В это же лето первый «сексуальный» опыт. Конопатые сестрички, дочери пьяницы-майора. Сдергивают трусики и демонстрируют свои щелки. Я проявляю несвойственную мне в более позднем возрасте моральную устойчивость и убегаю. Искусительницы кривляются вслед.


Первый школьный день. Тбилисская 96-я средняя школа, ее заканчивала моя мама. В эту же школу в 1989-м пойдет моя дочь. Моя первая учительница Дина Абрамовна Каплан сейчас живет в Израиле.


Телеграмма о смерти прабабушки Кати. Произносятся страшные слова «заворот кишок». Я представляю, как кишки завязываются в животе узлом и перетягиваются как шнурки. Это и вправду жутковато.

Сохранилась фотография: я, полуторагодовалый, с шикарными кудрями, на руках у прабабушки, рядом сидит прадедушка Ваня, стоят мама, папа, бабушка Валя.

Спустя год умер прадедушка Ваня. Воспаление легких. Четыре его старшие сестры пошли крепостью здоровья в своего отца и моего прапрадедушку Алексоса № 8, попа-расстригу. Тетя Пава и тетя Паша, девяноста четырех и девяноста шести лег, ездили в семьдесят первом году вдвоем автобусом из Мариуполя в Ростов-на-Дону, а это часов шесть-семь тряской дороги, на день рождения к тете Вере, которой исполнилось девяносто восемь. И водочку попивали, а под водочку пели замечательно. Составлялся семейный хор: четыре сестры и брат плюс прабабушка Катя и дедушка Владислав Тимофеевич Осадковский, разве что Шаляпина не хватает. Тетями их называет бабушка Веничка, ну и я за ней по привычке.


Новая классная — математичка Екатерина Тимофеевна — меня сразу невзлюбила. Почему, за что, объяснить не могу. Преследовала с садистским упорством. Ощущение беззащитности и страшного унижения. Я мечтал ее отравить.

Подозреваю, что именно Екатерине Тимофеевне я обязан тем, что пошел в гуманитарии. Вспоминаю ее с содроганием до сих пор.


Мы живем на улице Каспской, дом пять, на третьем этаже. Улица упирается в железную дорогу, за которой старое Петропавловское кладбище. Дворовые мальчишки устраивают туда вылазки, и однажды натыкаюсь на чугунный крест с расколотой каменной плитой у подножия. Смутно помню надпись, что-то вроде: «Осадковская Полина Мироновна, урожденная Герасимова, явилась на свет декабря 25 дня года 1827-го в Тифлисе, умерла апреля 22 дня года 1870-го здесь же. Осадковский Владимир Владимирович, родился января 14 дня года 1798-го в Ковно, умер сентября 17 дня года 1871-го в Тифлисе». Дома об этой могиле не знали. А я ничего никому не сказал, потому что не мог признаться в посещении кладбища, о котором ходили упорные слухи, что там сектанты похищают детей. А потом и сам о ней забыл. Только через много лет, когда в мои руки попадут генеалогические изыскания Григория Владимировича Осадковского, я пойму, что это мои прапрапрадед и прапрапрабабка.

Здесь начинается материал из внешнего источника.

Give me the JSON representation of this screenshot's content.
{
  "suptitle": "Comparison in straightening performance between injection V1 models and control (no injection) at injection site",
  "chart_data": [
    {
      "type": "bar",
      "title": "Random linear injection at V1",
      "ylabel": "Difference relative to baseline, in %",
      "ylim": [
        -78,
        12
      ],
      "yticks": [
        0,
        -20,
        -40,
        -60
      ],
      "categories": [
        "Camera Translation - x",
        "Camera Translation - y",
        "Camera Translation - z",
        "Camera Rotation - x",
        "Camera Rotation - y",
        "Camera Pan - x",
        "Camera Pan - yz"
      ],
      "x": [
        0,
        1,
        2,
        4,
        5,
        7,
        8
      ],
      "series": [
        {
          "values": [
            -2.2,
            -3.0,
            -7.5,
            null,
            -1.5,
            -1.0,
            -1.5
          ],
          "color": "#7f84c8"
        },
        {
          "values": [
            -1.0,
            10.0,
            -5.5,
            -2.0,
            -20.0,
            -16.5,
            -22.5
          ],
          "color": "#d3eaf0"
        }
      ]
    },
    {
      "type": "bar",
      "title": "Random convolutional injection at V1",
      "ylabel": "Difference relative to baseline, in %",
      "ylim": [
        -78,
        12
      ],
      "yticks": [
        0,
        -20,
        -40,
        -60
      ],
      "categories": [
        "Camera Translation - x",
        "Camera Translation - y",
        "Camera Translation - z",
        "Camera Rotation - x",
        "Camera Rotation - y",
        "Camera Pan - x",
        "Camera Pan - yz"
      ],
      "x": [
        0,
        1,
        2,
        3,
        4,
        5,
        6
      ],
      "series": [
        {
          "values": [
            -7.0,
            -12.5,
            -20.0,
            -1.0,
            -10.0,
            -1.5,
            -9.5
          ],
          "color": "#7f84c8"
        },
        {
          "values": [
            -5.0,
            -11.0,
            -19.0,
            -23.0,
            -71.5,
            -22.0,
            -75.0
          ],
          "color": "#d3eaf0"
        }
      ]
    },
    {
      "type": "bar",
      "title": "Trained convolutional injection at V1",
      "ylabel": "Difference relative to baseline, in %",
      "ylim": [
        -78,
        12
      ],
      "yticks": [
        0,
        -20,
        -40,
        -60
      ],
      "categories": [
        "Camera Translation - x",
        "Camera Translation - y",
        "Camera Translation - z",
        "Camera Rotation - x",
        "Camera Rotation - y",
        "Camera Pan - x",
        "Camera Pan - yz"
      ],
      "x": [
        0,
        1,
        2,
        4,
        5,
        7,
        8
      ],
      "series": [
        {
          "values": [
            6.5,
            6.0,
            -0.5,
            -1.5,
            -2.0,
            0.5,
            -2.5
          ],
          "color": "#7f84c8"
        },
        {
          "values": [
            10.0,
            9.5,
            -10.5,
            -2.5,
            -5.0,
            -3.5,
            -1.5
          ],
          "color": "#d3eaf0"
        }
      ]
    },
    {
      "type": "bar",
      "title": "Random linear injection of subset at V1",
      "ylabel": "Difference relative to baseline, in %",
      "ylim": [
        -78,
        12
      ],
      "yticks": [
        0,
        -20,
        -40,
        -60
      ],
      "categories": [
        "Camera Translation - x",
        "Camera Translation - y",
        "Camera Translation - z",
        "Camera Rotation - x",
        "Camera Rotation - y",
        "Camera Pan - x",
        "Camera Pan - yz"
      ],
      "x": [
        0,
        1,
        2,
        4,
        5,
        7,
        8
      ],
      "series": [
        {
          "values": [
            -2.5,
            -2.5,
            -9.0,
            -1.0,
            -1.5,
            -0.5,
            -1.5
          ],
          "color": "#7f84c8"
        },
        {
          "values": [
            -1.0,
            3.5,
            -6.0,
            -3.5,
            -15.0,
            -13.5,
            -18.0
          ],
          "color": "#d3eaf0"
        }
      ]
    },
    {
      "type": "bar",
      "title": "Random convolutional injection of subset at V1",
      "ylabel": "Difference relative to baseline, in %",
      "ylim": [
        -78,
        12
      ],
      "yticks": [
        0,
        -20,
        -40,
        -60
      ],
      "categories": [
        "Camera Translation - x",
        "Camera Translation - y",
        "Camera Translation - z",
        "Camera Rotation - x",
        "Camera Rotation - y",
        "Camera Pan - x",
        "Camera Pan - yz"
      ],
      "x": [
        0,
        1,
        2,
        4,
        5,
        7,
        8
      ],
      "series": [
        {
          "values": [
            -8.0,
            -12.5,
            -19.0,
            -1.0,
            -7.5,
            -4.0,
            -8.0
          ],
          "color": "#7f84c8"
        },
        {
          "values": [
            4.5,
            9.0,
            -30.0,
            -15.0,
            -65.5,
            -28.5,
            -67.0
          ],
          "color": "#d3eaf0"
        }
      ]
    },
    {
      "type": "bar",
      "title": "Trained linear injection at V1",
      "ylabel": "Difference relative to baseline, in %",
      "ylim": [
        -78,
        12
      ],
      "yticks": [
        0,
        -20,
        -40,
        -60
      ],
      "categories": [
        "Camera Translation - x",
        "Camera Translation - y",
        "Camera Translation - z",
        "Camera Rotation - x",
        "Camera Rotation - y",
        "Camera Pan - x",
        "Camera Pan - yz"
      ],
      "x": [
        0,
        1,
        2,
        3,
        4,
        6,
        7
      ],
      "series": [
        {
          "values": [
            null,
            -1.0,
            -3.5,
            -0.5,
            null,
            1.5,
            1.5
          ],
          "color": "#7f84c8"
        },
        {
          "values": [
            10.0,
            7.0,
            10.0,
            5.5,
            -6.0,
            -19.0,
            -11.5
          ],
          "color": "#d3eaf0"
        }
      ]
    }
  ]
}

В нашем доме живет мальчик Валера Белокуров, на год старше меня. У нас возникает спор о Сталине. Дома при мне о Сталине никогда не говорили, но я отчетливо понимал, что относятся к нему плохо. И когда Валера очень уверенно, с чего уж не помню, заговорил, какой это был хороший человек, я принялся спорить, ничего о Сталине не зная, но отстаивая честь семьи.


Мы с отцом едем в Ростов. Уже потом я понял, что это было прощание с дедушкой Васей. За четыре года до этого у дедушки обнаружили рак, вырезали две трети желудка и сказали, что при стерильном образе жизни он проживет года два. Он прожил четыре и вовсе не стерильно. Не в смысле излишеств: он их никогда не любил — водки, например, не пил вовсе.

Вопреки рекомендациям врачей не бывать на солнце он построил на Дону шалаш и весной с первым теплом отправлялся туда по меньшей мере на полгода, домой наведываясь лишь по крайней необходимости. От болезни он, и так не великан, сильно усох, весил сорок восемь кило. И вот этот слабенький человечек вытащил шестнадцати килограммового сазана. Противоборство длилось несколько часов. Дед рассказывал, что в какой-то момент сазан пересилил его и потащил с берега в воду, но все-таки он одолел рыбину, на самой кромке упал на нее и так лежал, грудью прижав ее к песку. Хемингуэй отдыхает.

Я не понимал, что дедушка умирает. Было душно, август. Он почти не вставал, лежал, свернувшись калачиком, подложив ладонь под щеку. Едва мы вернулись в Тбилиси, отца вызвали телеграммой, и он застал деда живым, но уже без сознания.


Отцу дали однокомнатную квартиру в панельной пятиэтажке. В народе район называется «Восьмой полк» — дома обступают огороженное высоким забором пространство, на котором расположены казармы и плац полка внутренних войск. Место в городе не самое престижное. Окна новой школы выходят на медсанчасть, и девчонки кокетничают на переменках с солдатиками в коричневых больничных халатах.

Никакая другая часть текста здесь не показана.